A wild looking DJ confronted me last night as I returned from a choir rehearsal, brandishing a knife. “Don’t come in the kitchen, dear,” he warned me, his face glowing like a ripe beetroot, “You wouldn’t like it.” I ignored his pleas and pushed past him in search of a glass of water, doing my best to ignore the grey fluff peeking out of a plastic bag in the sink.
The SAS Survival Handbook lay open on the coffee table and even our laptop featured a particularly gory selection of YouTube videos. No, DJ wasn’t re-enacting scenes from The Shining in my absence, but attempting to skin a rabbit for the first time.
My bartering friend John got in touch yesterday morning. “I’m going shooting so I might have a rabbit for you,” he yelled over his crackly mobile phone. “If you’re not in I’ll leave it in a bin bag on your doorstep,” he added, worryingly. This was great, I thought, but not if my elderly next-door neighbour stumbled over it accidentally in the dark. Mind you, no doubt she has a stronger stomach than me, so she would probably be fairly sanguine about it all once she got over the initial shock.
As a soppy animal lover and a complete coward I wondered if I would be able to bring myself to look in John’s bin bag when it arrived, let alone skin it. Last year DJ and I attended a wild food course and just watching an expert skinning a rabbit turned me green. At the time I really thought I was going to vomit.
In the end John turned up while I was out and DJ agreed to skin it, being of a less neurotic disposition. Unfortunately we only had six eggs and our straight barter – rabbit for eggs – was for a dozen, so John will have to pop round later in the week to collect the rest when the girls have produced them.
So tonight rabbit stew is on the menu. And with food prices apparently spiralling it will be interesting to eat a meal for which we have essentially paid nothing, merely bartered our own goods. In some supermarkets people are spending 50 per cent more on free range eggs and the price pasta, rice and potatoes have risen sharply because of tighter supplies, increased demand and differing weather patterns.
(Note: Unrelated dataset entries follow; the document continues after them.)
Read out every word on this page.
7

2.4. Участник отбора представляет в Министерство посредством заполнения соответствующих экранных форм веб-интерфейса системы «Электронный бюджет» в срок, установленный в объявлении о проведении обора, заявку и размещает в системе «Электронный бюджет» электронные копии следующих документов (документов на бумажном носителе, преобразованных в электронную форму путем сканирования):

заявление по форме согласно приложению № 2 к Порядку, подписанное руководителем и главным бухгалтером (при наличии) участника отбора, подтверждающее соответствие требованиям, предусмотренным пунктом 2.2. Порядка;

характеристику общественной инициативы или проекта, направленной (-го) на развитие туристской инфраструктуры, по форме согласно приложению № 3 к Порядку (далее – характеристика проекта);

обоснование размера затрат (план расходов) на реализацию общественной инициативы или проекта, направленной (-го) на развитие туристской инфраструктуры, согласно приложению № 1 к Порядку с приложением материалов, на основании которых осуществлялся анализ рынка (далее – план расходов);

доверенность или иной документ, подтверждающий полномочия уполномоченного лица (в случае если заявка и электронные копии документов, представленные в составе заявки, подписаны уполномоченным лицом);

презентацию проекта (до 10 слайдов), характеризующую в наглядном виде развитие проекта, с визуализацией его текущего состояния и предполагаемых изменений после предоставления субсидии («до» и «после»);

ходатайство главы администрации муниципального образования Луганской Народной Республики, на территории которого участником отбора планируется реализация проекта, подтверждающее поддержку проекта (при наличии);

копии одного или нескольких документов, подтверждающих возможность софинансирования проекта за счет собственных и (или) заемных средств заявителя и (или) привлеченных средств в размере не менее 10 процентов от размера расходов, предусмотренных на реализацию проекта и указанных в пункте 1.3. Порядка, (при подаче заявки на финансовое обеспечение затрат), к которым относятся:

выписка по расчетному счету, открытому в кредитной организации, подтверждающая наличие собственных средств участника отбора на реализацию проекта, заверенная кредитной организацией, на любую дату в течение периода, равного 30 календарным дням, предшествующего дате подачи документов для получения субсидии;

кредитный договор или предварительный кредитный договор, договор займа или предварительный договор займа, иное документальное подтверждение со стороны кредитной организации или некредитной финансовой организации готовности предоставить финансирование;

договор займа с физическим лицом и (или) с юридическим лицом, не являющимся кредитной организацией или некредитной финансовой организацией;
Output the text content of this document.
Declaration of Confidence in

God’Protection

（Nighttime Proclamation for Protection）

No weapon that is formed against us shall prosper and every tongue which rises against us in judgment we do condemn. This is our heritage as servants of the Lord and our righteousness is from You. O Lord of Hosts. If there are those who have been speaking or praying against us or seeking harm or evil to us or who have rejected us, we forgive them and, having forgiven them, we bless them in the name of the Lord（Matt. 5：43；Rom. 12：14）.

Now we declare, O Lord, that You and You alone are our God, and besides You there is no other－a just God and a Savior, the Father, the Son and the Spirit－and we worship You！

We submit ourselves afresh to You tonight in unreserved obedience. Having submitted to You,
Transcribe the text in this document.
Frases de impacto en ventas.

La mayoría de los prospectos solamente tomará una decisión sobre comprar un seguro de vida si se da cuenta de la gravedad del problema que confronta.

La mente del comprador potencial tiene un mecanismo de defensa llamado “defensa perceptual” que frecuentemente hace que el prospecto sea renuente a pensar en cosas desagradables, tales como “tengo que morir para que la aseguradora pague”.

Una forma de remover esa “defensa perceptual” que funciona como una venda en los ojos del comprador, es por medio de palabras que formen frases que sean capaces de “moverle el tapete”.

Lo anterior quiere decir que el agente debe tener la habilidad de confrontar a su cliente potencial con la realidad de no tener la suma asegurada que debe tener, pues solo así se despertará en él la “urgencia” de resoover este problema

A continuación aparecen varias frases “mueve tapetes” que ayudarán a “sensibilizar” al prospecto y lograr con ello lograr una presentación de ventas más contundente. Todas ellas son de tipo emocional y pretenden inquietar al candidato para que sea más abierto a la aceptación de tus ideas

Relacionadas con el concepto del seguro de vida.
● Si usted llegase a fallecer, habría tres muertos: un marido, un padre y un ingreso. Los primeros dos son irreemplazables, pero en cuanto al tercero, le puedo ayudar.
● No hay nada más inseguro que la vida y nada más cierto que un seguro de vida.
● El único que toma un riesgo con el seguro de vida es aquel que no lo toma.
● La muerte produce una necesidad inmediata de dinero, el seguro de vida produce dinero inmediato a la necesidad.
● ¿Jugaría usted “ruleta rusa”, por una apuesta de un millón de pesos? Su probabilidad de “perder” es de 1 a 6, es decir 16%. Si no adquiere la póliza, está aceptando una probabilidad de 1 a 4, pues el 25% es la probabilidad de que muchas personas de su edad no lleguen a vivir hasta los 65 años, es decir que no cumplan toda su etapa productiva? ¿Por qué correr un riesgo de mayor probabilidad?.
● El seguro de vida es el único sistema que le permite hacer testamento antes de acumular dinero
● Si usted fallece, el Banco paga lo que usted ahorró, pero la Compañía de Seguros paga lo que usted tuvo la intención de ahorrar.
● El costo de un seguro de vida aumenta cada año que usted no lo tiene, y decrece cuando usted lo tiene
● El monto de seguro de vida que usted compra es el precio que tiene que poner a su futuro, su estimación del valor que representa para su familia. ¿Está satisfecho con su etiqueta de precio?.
Perhaps in some cases bartering may be the answer. But not everybody has the opportunity. We live near the countryside but if you live in an urban environment freshly shot rabbit probably isn’t an option! However, using a supermarket comparison website like mysupermarket.co.uk can help you compare prices of groceries from store to store. Here’s a good article on ten ways to save money on your shopping.
But I also think meal planning and making shopping list and really sticking to it is vital considering all the tricks supermarkets use to try and get you to buy things you don’t need. I try to avoid shopping when I’m hungry, and online shopping can be a good way of getting around this, as long as you buy enough to avoid paying a delivery charge depending on the supermarket you use. And avoiding waste is another issue. Apparently UK consumers throw away seven tonnes of food every year, so if we cut down on that we could all save a small fortune. I try not to have too much meat sitting in the fridge in case we forget to eat it and have to throw it out. Plus if there are leftovers I save them for my lunch or freeze them if I can.
Also buying grain and pasta in bulk can be more frugal. Maybe I don’t have a sensitive pallet, but I don’t notice any taste different between cheap and expensive pasta. On the other hand, I don’t like buying cheap meat. I prefer to eat less of it and have something that is better quality. So now if I make a stew, for example, I use just half the amount of meat and add more vegetables. While we should be careful to save money, we shouldn’t cut back on our nutrition and should make a point of enjoying our grub. After all, it’s one of the few vices I’ve got! Oh – and avoid buying popcorn at the cinema!
Are you affected by rising food prices? Where do you source cheap food from?